LES SINUOSITÉS ET LES REMOUS.


Puisque des rochers de la montagne à la plaine basse, le sol, remanié par les eaux pendant la série des âges, s’incline en pente régulière vers le bord de l’océan, le ruisseau, semble-t-il, devrait s’écouler en ligne droite, entraîné par son poids ; mais au contraire, son cours est une succession de courbes. La ligne droite est une pure abstraction de l’esprit, et comme le point mathématique, autre chimère, n’a d’existence que pour les géomètres. Dans les profondeurs des cieux, le soleil, les satellites, les comètes, tourbillonnent en rondes immenses ; sur notre boule planétaire, emportée comme les autres dans une spirale d’ellipses infinies, les ouragans, les trombes, les vents, les moindres souffles de l’atmosphère se propagent en tournoyant ; les eaux de la mer se plissent et se déroulent en lames arrondies ; toutes les formes organiques, animaux et plantes, n’offrent dans leurs cellules et leurs vaisseaux que des surfaces courbes et des sinuosités ; même les durs cristaux, regardés à travers le microscope, n’ont plus ces plans réguliers, ces arêtes inflexibles qu’ils ont sous notre œil nu : les dents, les flèches, les spicules, les stries des minéraux et des organismes infiniment petits révèlent les molles ondulations de leurs contours sous le regard de l’instrument qui les scrute. Partout où se produit un mouvement, dans la pierre aussi bien que dans tous les autres corps et dans l’ensemble des mondes, ce mouvement, résultant de plusieurs forces, s’accomplit suivant une direction curviligne.
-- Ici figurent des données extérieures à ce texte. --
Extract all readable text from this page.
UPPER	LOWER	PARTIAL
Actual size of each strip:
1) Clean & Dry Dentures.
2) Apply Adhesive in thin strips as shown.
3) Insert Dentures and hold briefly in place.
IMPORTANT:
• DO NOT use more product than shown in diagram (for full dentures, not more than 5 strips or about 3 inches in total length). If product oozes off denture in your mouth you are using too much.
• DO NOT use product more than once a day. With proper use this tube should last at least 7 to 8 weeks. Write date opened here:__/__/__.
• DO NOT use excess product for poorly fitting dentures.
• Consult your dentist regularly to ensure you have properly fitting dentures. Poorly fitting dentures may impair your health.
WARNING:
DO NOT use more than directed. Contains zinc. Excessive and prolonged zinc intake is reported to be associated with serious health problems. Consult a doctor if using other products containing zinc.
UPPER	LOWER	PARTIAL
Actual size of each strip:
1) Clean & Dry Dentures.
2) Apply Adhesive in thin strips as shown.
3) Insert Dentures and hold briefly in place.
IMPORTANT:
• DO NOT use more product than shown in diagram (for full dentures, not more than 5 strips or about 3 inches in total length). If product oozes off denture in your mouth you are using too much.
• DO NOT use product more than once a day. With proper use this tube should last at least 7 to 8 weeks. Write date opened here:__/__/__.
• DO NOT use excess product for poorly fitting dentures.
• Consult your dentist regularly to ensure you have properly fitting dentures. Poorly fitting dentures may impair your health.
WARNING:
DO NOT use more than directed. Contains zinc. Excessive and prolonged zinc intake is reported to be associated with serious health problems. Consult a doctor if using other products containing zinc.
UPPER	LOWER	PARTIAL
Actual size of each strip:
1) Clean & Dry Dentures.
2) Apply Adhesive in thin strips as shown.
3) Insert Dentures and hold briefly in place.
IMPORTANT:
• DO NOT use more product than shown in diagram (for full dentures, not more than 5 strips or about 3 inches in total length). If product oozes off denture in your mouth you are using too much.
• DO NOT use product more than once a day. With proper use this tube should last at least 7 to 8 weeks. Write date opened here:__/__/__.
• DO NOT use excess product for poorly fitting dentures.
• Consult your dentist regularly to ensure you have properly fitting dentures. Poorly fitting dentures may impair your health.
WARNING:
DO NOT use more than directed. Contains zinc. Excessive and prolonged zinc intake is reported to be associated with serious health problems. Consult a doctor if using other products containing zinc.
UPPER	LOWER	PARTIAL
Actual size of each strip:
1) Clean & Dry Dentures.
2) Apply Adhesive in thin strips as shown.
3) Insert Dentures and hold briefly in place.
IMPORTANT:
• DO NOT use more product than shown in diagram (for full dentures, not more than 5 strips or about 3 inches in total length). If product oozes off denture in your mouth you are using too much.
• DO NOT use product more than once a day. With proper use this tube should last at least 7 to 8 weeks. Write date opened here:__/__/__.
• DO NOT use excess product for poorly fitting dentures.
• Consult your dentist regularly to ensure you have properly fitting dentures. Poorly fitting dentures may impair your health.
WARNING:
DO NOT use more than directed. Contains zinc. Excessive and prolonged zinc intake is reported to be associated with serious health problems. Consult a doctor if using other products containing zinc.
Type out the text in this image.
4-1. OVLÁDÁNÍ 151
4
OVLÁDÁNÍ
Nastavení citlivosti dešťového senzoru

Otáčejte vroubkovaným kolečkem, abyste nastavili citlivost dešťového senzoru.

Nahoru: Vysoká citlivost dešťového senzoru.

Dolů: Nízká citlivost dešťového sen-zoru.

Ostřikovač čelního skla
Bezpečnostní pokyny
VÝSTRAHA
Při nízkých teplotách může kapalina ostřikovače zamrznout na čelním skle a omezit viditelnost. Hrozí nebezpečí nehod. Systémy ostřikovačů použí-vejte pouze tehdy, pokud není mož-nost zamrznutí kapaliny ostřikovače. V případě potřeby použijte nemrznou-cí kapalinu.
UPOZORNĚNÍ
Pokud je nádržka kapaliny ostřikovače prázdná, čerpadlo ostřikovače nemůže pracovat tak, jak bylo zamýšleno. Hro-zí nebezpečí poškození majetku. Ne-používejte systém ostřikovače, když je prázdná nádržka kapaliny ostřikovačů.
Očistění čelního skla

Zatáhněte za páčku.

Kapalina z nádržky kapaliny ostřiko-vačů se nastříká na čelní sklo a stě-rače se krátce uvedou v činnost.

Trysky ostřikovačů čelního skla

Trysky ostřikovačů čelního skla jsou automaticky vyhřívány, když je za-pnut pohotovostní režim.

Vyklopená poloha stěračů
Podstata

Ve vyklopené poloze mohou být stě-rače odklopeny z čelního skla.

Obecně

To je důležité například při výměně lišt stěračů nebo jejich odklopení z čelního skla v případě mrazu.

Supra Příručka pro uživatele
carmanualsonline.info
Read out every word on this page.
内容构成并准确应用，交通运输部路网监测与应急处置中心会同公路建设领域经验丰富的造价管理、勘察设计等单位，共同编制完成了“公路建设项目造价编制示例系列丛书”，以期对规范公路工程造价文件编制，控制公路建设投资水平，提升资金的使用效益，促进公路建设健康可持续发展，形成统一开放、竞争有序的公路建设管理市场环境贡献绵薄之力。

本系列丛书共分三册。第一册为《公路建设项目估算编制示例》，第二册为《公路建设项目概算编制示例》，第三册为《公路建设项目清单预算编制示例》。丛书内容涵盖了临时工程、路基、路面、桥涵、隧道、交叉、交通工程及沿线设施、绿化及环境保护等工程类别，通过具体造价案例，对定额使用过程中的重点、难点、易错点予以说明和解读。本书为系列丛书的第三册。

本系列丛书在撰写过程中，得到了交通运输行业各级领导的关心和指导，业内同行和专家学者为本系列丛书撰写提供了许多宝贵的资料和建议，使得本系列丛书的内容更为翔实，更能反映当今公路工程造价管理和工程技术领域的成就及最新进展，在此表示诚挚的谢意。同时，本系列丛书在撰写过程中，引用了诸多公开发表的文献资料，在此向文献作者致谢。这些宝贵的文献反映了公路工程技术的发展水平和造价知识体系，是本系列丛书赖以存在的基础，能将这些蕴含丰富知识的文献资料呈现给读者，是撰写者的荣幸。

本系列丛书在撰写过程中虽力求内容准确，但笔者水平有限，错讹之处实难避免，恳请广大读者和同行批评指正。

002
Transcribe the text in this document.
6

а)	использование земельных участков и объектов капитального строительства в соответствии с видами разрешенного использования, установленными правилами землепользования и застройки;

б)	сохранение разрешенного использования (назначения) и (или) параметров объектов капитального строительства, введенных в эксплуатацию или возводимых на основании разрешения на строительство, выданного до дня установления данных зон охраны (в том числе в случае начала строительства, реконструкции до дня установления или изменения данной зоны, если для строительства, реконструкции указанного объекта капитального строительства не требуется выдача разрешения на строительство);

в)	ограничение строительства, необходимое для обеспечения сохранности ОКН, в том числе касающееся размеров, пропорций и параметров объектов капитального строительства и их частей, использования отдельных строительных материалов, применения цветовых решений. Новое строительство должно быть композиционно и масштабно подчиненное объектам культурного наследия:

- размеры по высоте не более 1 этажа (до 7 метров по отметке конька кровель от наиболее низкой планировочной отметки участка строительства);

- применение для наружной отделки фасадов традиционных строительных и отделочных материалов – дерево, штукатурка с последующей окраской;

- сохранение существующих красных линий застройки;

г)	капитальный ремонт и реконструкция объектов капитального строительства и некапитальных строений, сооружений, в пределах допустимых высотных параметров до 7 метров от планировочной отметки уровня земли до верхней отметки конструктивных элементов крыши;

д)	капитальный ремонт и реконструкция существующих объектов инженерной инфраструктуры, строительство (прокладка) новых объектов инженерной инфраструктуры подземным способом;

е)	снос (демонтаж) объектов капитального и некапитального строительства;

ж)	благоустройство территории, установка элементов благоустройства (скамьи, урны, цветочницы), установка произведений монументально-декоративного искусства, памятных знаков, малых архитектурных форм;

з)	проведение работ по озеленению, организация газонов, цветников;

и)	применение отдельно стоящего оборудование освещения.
Quant au ruisselet et aux eaux qui l’emplissent, nul besoin n’est de s’armer des yeux d’un microscope pour en voir les sinuosités et les tourbillons. Dans le lit, tortueux lui-même, et sous les arbres qui l’ombragent, tout se meut en cercles, en remous, en spirales : les herbes du fond, chevelures onduleuses, les rides de la surface, les libellules qui volent au-dessus des joncs, qui se rencontrent, puis se séparent pour se rencontrer encore, les moucherons qui tournoient dans une ronde sans fin, le vent qui passe en dessinant en noir sur la nappe brillante des bouffées circulaires ; je ne vois que courbes gracieusement entre-croisées, que cercles enlacés, que figures aux contours flottants. Ainsi que l’indiquent les plongeons et les émersions successives de la feuille entraînée, l’eau qui vient de descendre vers le fond, remonte par une nouvelle courbe vers la surface, s’étale à la lumière, puis disparaît encore au-dessous de courbes liquides, qui, elles aussi, viennent de couler vers le fond du lit. Sous l’impulsion du courant, les molécules d’eau changent incessamment leur position respective ; elles se dirigent vers la droite, mais une autre molécule les faits dévier à gauche. Dans le lit commun, chaque gouttelette a son cours particulier, bizarre série de courbes verticales, horizontales, obliques, comprises dans les grands méandres du ruisseau : c’est ainsi que les circuits d’une planète se développent dans l’immense orbite du système solaire qui les entraîne.

Pris dans son ensemble, le ruisseau tout entier se déplace de côté et d’autre comme les gouttes qui les composent. Sa masse, arrêtée par quelque roche ou par un tronc d’arbre placé en travers du lit, glisse latéralement et va se heurter contre une berge. Repoussée par l’obstacle, elle rebondit vers la rive opposée, la frappe, et de nouveau rejetée obliquement, s’élance en sens inverse. Ainsi le courant se porte incessamment d’un bord à l’autre par courbes successives : de la source à l’embouchure, c’est un long ricochet de l’eau entre les deux rivages. Les rondeurs convexes et concaves alternent le long des bords : c’est un rhythme, une musique pour le regard.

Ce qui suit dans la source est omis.